Nor can the defendant escape upon the theory that it was a mere conduit. It indorsed these checks and thus facilitated their collection,' and with the knowledge and notice above described paid the moneys over to Rowntree and his brothers posing as Peabody & Adams. In the cases relied on by defendant the fraudulent grantee relieved himself of liability under circumstances that fell short of making him a party to a conspiracy to defraud by returning the money to the grantor. (Armstrong v. Amer. *604Exchange Nat. Bank, 133 U. S. 433, 466; 2 Moore Fraudulent Conveyances, 681; Cramer v. Blood, 57 Barb. 155, 671; affd., 48 N. Y. 684; Greason v. Holcomb, 131 App.

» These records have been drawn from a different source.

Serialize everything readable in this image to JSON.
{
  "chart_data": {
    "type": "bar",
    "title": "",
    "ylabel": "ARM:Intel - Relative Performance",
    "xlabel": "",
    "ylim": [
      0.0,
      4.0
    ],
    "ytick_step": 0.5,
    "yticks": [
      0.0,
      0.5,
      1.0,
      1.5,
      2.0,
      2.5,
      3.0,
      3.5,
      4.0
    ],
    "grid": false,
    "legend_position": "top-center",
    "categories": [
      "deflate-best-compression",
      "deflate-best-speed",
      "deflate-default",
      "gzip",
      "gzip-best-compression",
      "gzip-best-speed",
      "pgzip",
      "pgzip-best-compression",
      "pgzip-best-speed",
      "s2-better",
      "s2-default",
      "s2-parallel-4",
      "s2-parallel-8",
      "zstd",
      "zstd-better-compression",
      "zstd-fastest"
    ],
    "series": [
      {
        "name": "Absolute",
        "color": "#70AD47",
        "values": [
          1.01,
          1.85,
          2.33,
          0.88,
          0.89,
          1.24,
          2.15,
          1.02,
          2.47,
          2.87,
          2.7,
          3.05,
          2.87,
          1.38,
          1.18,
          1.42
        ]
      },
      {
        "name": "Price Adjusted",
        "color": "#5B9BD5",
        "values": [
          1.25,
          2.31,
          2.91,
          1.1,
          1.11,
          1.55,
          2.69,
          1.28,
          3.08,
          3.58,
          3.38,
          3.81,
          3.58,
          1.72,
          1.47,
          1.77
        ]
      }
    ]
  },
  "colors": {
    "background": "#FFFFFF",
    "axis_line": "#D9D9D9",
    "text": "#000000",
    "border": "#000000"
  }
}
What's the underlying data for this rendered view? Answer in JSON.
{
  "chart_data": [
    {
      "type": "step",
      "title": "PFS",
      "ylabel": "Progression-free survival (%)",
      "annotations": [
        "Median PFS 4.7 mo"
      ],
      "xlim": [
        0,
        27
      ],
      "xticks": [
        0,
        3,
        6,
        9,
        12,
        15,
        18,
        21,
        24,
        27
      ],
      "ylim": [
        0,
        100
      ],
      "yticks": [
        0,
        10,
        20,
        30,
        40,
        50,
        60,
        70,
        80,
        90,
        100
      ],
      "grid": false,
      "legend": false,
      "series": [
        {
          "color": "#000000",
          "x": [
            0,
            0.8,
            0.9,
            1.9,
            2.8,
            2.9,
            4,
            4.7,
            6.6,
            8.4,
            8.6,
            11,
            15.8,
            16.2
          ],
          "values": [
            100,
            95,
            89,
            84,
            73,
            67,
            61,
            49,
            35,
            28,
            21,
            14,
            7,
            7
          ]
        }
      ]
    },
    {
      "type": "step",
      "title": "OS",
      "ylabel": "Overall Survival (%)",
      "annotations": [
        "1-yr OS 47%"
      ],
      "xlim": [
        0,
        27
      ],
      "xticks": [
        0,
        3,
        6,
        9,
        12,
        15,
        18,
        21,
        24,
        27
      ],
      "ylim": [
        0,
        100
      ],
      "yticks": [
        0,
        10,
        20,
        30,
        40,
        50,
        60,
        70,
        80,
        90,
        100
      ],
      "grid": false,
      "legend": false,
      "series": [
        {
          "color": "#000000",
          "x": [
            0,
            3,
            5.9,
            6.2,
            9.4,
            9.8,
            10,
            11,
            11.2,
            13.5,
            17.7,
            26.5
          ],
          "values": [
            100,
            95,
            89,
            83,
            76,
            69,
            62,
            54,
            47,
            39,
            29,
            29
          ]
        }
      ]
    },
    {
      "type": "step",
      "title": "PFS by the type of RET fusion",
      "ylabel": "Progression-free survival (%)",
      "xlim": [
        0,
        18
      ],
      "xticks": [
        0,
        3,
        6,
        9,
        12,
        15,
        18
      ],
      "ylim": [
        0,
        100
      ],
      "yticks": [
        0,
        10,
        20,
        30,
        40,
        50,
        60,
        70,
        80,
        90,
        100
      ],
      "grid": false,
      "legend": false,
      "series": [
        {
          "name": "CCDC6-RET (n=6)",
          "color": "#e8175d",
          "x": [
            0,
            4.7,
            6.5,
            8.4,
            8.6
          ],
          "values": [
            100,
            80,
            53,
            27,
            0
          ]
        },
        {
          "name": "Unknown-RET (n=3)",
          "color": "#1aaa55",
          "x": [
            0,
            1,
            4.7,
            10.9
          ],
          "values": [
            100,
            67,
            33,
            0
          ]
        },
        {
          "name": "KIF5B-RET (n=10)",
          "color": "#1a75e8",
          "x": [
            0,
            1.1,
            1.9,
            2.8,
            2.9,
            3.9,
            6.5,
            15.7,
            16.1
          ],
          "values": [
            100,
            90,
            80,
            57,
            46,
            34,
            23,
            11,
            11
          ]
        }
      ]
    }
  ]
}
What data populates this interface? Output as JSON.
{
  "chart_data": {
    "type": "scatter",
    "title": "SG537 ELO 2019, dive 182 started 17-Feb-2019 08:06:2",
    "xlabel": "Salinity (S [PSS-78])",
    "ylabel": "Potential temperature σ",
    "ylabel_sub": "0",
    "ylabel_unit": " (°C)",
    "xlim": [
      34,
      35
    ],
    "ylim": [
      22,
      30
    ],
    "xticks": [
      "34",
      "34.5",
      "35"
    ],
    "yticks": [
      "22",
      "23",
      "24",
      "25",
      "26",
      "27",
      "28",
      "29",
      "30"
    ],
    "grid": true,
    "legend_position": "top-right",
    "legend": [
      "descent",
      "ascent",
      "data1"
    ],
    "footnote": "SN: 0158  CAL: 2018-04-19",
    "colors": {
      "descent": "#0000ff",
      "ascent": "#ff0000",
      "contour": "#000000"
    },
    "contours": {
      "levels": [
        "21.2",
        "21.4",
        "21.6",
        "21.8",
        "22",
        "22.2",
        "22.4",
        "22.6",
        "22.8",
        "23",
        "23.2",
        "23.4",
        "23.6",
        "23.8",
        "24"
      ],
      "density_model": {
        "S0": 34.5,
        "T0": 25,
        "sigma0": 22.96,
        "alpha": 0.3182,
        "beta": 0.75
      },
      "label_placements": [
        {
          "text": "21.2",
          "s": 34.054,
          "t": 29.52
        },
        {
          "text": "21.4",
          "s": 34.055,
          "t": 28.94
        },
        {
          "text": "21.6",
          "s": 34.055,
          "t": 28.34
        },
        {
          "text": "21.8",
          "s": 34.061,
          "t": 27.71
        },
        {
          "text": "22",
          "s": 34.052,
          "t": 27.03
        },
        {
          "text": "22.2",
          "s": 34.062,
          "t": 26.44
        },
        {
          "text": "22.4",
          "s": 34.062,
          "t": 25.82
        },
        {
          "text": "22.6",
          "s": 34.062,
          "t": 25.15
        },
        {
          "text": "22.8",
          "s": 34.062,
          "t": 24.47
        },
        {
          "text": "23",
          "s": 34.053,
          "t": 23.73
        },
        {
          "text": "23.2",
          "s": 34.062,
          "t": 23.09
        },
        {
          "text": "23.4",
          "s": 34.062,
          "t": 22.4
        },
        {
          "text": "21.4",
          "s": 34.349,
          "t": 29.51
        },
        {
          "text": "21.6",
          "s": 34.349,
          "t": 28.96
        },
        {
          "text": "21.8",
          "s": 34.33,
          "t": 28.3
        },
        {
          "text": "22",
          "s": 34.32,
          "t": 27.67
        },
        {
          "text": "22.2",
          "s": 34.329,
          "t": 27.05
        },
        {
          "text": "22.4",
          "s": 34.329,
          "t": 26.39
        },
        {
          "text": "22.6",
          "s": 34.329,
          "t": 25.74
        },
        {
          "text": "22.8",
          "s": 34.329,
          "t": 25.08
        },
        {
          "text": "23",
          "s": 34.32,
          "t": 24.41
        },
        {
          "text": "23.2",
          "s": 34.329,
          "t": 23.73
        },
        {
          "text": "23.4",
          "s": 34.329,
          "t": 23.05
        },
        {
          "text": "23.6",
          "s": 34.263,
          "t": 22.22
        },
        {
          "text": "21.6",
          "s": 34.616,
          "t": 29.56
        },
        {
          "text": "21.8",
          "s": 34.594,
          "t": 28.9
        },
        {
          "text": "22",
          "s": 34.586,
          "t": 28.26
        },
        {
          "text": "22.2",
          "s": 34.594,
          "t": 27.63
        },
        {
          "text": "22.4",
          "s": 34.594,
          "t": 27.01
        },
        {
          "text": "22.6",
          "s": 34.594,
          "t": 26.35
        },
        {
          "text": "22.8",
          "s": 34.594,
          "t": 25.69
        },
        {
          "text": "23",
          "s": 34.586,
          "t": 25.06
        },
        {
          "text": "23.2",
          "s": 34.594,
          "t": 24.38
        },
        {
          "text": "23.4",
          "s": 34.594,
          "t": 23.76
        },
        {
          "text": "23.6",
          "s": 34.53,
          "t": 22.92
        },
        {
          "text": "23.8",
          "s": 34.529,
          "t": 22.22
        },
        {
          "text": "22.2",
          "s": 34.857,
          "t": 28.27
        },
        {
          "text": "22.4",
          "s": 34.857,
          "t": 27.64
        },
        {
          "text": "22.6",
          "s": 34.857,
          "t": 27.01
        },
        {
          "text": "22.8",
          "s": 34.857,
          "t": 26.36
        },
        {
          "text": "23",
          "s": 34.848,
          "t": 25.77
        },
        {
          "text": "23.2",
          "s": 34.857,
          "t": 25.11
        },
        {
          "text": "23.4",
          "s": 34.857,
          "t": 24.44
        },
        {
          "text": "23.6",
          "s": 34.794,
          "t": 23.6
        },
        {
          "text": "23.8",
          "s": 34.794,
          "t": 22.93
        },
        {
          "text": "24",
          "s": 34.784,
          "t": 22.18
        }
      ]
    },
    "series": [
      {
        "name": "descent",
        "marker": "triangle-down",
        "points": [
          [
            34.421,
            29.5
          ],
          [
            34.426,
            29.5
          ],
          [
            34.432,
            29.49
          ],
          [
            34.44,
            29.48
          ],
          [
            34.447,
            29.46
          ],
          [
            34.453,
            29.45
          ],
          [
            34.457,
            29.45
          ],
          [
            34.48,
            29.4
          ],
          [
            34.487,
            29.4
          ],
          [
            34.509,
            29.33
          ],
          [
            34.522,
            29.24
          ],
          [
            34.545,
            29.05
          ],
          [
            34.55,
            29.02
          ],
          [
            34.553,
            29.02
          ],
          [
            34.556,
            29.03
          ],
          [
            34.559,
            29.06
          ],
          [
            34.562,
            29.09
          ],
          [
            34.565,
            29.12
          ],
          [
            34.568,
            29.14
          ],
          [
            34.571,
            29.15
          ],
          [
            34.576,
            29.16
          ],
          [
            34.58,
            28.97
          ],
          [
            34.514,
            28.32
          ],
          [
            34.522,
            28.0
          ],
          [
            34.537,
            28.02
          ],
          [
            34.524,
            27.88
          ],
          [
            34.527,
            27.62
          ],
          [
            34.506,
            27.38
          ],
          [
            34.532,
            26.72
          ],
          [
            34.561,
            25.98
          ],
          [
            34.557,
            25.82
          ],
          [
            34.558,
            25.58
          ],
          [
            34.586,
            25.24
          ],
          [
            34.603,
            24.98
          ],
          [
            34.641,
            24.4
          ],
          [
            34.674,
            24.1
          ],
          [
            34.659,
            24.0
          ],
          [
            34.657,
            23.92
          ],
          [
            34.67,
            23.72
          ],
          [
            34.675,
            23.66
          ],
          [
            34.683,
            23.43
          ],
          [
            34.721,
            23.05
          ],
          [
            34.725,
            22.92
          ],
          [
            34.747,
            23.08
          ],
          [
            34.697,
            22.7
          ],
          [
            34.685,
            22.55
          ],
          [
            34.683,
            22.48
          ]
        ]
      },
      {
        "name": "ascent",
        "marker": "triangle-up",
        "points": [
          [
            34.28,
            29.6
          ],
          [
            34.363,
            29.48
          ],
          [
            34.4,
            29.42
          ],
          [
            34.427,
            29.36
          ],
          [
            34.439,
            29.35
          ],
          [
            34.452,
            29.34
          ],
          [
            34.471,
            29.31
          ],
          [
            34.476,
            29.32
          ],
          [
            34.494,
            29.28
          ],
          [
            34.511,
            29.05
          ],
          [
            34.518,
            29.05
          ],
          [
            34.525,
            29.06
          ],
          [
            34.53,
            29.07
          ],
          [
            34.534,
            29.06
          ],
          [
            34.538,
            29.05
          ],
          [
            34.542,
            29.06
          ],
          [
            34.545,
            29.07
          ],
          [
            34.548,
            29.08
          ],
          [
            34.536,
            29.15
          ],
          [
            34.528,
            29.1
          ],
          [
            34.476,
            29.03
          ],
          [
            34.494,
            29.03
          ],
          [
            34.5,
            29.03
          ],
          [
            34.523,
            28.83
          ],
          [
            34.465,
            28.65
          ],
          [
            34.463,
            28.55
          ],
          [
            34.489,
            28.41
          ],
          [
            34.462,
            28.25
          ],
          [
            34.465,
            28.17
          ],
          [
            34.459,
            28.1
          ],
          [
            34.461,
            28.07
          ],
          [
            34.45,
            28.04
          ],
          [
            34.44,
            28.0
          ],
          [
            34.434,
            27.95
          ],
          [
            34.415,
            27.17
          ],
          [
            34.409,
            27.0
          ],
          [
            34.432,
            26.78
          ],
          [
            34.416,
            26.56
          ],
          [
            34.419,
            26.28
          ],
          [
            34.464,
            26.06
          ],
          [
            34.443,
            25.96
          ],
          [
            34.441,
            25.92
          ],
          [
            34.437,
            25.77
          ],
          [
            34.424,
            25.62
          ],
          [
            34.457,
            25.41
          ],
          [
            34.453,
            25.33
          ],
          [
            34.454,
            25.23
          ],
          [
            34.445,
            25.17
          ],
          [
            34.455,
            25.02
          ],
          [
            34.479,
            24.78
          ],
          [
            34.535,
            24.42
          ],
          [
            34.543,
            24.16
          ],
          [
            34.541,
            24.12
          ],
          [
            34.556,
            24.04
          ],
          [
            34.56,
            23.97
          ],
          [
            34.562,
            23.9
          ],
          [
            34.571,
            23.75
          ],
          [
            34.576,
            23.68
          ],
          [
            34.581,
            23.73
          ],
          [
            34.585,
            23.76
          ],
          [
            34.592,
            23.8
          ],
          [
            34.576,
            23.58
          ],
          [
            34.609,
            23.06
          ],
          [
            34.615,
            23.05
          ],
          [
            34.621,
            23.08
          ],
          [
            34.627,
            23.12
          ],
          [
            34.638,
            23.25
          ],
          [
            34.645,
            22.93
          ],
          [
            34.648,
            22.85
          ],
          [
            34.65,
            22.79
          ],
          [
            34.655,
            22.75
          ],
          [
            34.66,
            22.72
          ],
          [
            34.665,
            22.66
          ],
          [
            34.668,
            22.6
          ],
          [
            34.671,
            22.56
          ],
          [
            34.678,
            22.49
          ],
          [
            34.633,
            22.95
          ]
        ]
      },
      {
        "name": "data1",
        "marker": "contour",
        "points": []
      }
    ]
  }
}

Div. 868; affd., 196 N. Y. 571.)

This case is distinguished from Wilds v. Williston (128 Misc. 654), relied on by the appellant, on these grounds among others: Williston & Company did not know that they were receiving moneys beneficially owned by Scott Norris & Company, but believed that they were dealing with Rowntree; they did not receive the payments in any unusual form calculated to arouse suspicion; the indebtedness there was honestly incurred before notice; there was never any notice that indicated any intent to transfer the money beyond the reach of creditors; there was merely the payment of money for ordinary trading on margin accounts; and finally, immediately upon the first notice of business misconduct on the part of Rowntree, Williston & Company closed the account, and still in ignorance of the relations between Rowntree and Norris paid the money back to Rowntree, from whom they had received it and to whom they were legally obligated to pay it.

For these reasons I believe the judgment should be affirmed, with costs.

Merrell, J., concurs.

Judgment reversed, with costs, and the complaint dismissed, with costs. Settle order on notice.